"Ne pas en faire une ville pour les touristes" : Athènes se bat pour préserver ses derniers cinémas

Publié le 10 avril 2023 à 18h58, mis à jour le 11 avril 2023 à 11h02

Source : Sujet TF1 Info

Les deux cinémas historiques d'Athènes sont menacés de fermeture.
Ils pourraient être détruits et remplacés par des hôtels.
Du réalisateur Costa-Gavras au plus grand quotidien de Grèce, les voix s'élèvent contre une ville "uniquement pour les touristes".

"Nos cinémas, notre ville." Le slogan montre la force avec laquelle les Athéniens veulent se réapproprier leur ville. Depuis le début du mois d'avril, les habitants se mobilisent pour préserver deux cinémas historiques du centre-ville, l'Astor et l'Ideal.

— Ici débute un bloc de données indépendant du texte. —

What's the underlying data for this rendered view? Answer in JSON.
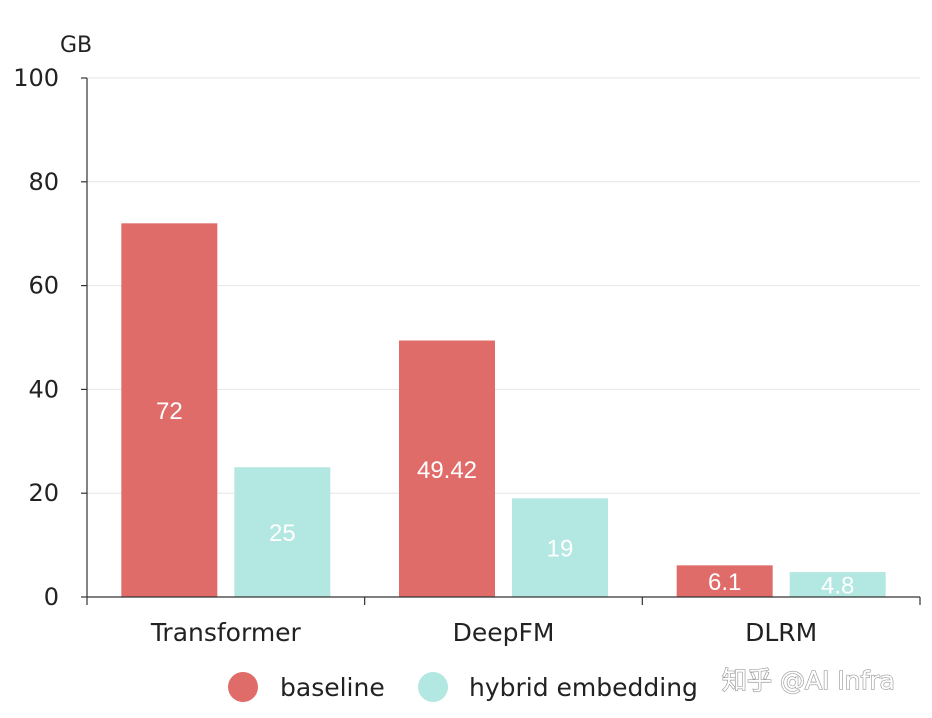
{
  "chart_data": {
    "type": "bar",
    "title": "",
    "ylabel": "GB",
    "xlabel": "",
    "ylim": [
      0,
      100
    ],
    "yticks": [
      0,
      20,
      40,
      60,
      80,
      100
    ],
    "grid": true,
    "categories": [
      "Transformer",
      "DeepFM",
      "DLRM"
    ],
    "series": [
      {
        "name": "baseline",
        "color": "#e06c6a",
        "values": [
          72,
          49.42,
          6.1
        ],
        "labels": [
          "72",
          "49.42",
          "6.1"
        ]
      },
      {
        "name": "hybrid embedding",
        "color": "#b3e7e1",
        "values": [
          25,
          19,
          4.8
        ],
        "labels": [
          "25",
          "19",
          "4.8"
        ]
      }
    ],
    "legend_position": "bottom-center"
  },
  "watermark": "知乎 @AI Infra"
}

Menacés de destruction par des investisseurs privés, ils sont devenus le symbole de la lutte contre la transformation de la capitale grecque, en "cité vitrine"

Des cinémas remplacés par des hôtels de luxe

Ces deux établissements font partie intégrante de l'histoire de l'une des plus anciennes capitales d'Europe. Et appartiennent tous deux à la caisse nationale de sécurité sociale (EFKA). Mais depuis plusieurs semaines, leur survie est en péril. Les bâtiments où ils sont hébergés pourraient être vendus à des investisseurs privés. Selon les informations de la presse grecque, l'Ideal, ouvert il y a plus d'un siècle, finirait dans les mains d'un groupe hôtelier pour être transformé en un hôtel cinq étoiles. L'Astor, né dans les années 40, devrait quant à lui être vendu à un investisseur privé. Une nouvelle qui a provoqué l'ire des Athéniens et du monde du 7ᵉ art. À commencer par l'une des figures du cinéma grec, Costa-Gravas. 

Le cinéaste qui vit à Paris a rappelé que l'existence de ces salles étaient indispensables pour lutter contre la "barbarie". Yorgos Lanthimos, le réalisateur plusieurs fois nommés aux Oscars, a quant à lui souligné la "valeur sociale et culturelle" des deux salles "au centre d'une telle ville". "Nous sommes unis parce que ces cinémas sont des monuments culturels", a quant à lui déclaré le directeur de l'Académie hellénique du cinéma, Lefteris Charitos, rappelant que "l'Ideal est presque aussi vieux que le cinéma lui-même".

C'est comme tuer l'Acropole du cinéma à Athènes
Lefteris Charitos, directeur de l'Académie hellénique du cinéma

Des grands noms du cinéma qui viennent s'ajouter aux milliers de voix opposées au projet. En plus d'une manifestation dans ces lieux culturels, une pétition pour appeler à l'arrêt du projet a recueilli plus de 12.000 signatures. Car au-delà du seul aspect culturel, ces salles obscures apparaissent aux yeux des Athéniens comme le symbole d'une gentrification forcée. Depuis plusieurs années, les initiatives privées se tournent vers les vacanciers au détriment de la population. "Les librairies ou les boucheries ferment à Exarchia [un quartier du centre-ville ndlr.] et les magasins de chaussettes ouvrent", s'étonnait par exemple un habitant dans les pages de Kathimerini. Dans un article à ce sujet, le principal quotidien grec s'interrogeait : "Combien d'hôtels la ville peut-elle se permettre ?". 

Car outre la transformation de ces établissements, une série d'immeubles néoclassiques doit bientôt s'ajouter à cette "flotte" de nouveaux hôtels, en plus des nombreux Airbnb qui se multiplient au fil des années. Dans la ville, plus de 4.300 propriétés répertoriées pour des séjours de courte durée sont détenues par seulement 91 propriétaires

Pour les Athéniens, c'est désormais "l'âme" même de leur ville qu'il faut sauvergarder. "Il est très clair pour nous que cette discussion va au-delà des deux cinémas historiques. Il s'agit de l'ADN, de l'identité et de la personnalité d'Athènes", a ainsi reconnu mardi dernier le maire de la ville, Costas Bakoyannis, lors d'une conférence de presse. D'autant plus que quand le tourisme moderne est toujours plus lié à une quête d'authenticité. "Nous voulons de la croissance économique, des investissements, des visiteurs, mais nous ne voulons pas nous transformer en un Disneyland grec", prévenait le maire de la ville.